Moby Pixel Mighty brings free synth, sampler, and effects to Apple devices
Moby Pixel’s free Mighty put a subtractive synth, sampler, effects and MIDI tools into one AUv3 package for iPhone, iPad and Mac. SoundFonts and sample mapping made it a real sketchpad.

Moby Pixel’s Mighty landed as a rare free AUv3 that bundled a subtractive synth, sampler, effects processor, and MIDI toolset into one package for iPhone, iPad, and Mac. For players who like the old workflow of building a patch, layering samples, and shaping the result with effects, that is the useful part: it offered a low-friction way to sketch vintage-style ideas without buying into another hardware clone or a paid mobile app.
The core synth used the AudioKit engine and leaned into familiar subtractive territory. It gave users three independent multi-wave oscillators, each with volume, semitone, detune, and pan controls, plus a low-pass filter with cutoff and resonance, two ADSR envelopes, and an LFO that could be routed to pitch, cutoff, or volume. The built-in effects section added nine algorithms, including reverb, delay, chorus, motion-style modulation, and unison up to eight voices, so the app could move from raw oscillator tones to thicker, more finished textures quickly.

What made Mighty more than a preset player was the sampler. It sat separately from the synth engine, and users could record audio directly in the app or import files, then map them across keys, set loop points, adjust root notes and note ranges, and save instruments and banks for reuse. The app also supported SoundFonts in SF2 and SFZ formats, which makes it especially practical for anyone revisiting classic sample libraries or trying to rebuild that old rack-and-sampler habit inside a modern host.

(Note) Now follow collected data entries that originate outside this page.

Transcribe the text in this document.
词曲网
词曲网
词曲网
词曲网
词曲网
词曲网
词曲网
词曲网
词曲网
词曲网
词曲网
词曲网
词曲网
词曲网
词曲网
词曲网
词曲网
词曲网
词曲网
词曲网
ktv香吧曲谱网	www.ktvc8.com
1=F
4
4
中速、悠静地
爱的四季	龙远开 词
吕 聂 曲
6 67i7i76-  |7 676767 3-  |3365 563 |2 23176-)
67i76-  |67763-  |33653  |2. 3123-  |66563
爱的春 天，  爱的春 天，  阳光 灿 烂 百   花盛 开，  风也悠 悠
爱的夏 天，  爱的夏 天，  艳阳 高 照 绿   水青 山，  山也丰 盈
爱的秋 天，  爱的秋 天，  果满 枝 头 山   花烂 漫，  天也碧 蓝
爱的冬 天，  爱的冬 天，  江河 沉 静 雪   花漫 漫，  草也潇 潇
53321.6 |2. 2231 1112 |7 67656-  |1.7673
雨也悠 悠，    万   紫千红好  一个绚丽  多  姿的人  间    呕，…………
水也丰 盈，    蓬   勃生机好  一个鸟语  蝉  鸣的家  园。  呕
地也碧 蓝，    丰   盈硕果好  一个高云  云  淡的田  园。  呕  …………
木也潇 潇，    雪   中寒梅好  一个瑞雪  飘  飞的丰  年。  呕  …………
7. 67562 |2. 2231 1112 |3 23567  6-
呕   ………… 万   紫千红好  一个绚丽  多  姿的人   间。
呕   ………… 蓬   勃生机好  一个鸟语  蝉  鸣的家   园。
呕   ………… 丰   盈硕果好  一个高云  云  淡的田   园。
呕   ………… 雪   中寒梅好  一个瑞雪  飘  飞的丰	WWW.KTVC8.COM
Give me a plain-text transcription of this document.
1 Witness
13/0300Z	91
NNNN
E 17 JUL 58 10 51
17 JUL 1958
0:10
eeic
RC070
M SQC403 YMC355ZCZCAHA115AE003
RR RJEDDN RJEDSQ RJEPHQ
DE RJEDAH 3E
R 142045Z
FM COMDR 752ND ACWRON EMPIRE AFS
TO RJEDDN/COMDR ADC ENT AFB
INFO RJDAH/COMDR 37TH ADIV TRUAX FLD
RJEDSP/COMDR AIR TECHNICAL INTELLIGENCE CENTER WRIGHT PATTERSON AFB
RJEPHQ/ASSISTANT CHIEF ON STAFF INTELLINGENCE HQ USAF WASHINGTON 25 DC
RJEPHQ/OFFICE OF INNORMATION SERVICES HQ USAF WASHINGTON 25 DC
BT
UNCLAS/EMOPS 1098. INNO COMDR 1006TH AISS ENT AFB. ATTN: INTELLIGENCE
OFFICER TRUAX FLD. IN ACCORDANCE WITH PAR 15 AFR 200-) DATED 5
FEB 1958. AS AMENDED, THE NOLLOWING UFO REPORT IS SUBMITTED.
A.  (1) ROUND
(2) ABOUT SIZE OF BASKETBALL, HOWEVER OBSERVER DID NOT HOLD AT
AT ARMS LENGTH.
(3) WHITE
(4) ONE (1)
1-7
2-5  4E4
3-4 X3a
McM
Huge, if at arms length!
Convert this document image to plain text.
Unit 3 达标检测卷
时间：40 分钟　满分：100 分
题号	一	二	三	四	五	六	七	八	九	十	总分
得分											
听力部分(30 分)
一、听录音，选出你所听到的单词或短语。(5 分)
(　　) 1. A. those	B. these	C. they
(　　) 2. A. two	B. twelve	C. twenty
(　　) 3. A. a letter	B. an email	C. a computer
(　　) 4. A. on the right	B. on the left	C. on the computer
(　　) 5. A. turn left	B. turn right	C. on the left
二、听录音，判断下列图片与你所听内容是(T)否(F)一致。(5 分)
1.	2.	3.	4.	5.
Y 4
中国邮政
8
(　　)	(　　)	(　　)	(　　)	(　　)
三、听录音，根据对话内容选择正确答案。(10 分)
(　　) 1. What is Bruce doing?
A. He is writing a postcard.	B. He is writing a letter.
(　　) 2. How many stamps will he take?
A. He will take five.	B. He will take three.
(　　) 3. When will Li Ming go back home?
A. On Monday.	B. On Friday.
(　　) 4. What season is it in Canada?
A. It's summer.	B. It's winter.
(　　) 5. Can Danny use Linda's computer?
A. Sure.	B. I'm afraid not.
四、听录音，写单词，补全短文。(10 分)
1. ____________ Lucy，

Moby Pixel said Mighty shipped as four AUv3 plugins in one app: Mighty Synth, Mighty Sampler, Mighty Effects, and Mighty MIDI. Each could be loaded individually in an AUv3 host or DAW, turning the release into a compact modular setup instead of a single self-contained keyboard app. That design fits Moby Pixel’s larger profile as a studio run by Nick Culbertson in Dallas, Texas, where the company says it makes open-source tools and contributes regularly to AudioKit. AudioKit coverage has identified Culbertson as an AudioKit team member, and Mighty followed earlier releases such as Overdrive Synth, another free AUv3 and multi-sampler app with in-app purchases.
The appeal is straightforward. Mighty was free, the App Store listed it at 163.9 MB, and it already had a 5.0 average from 21 ratings. Optional sound packs gave Culbertson a way to support development without locking the core app behind a paywall, which is exactly why this release felt like a sensible entry point for Apple users who want vintage textures, sampler chops, and a working sketchpad in one place.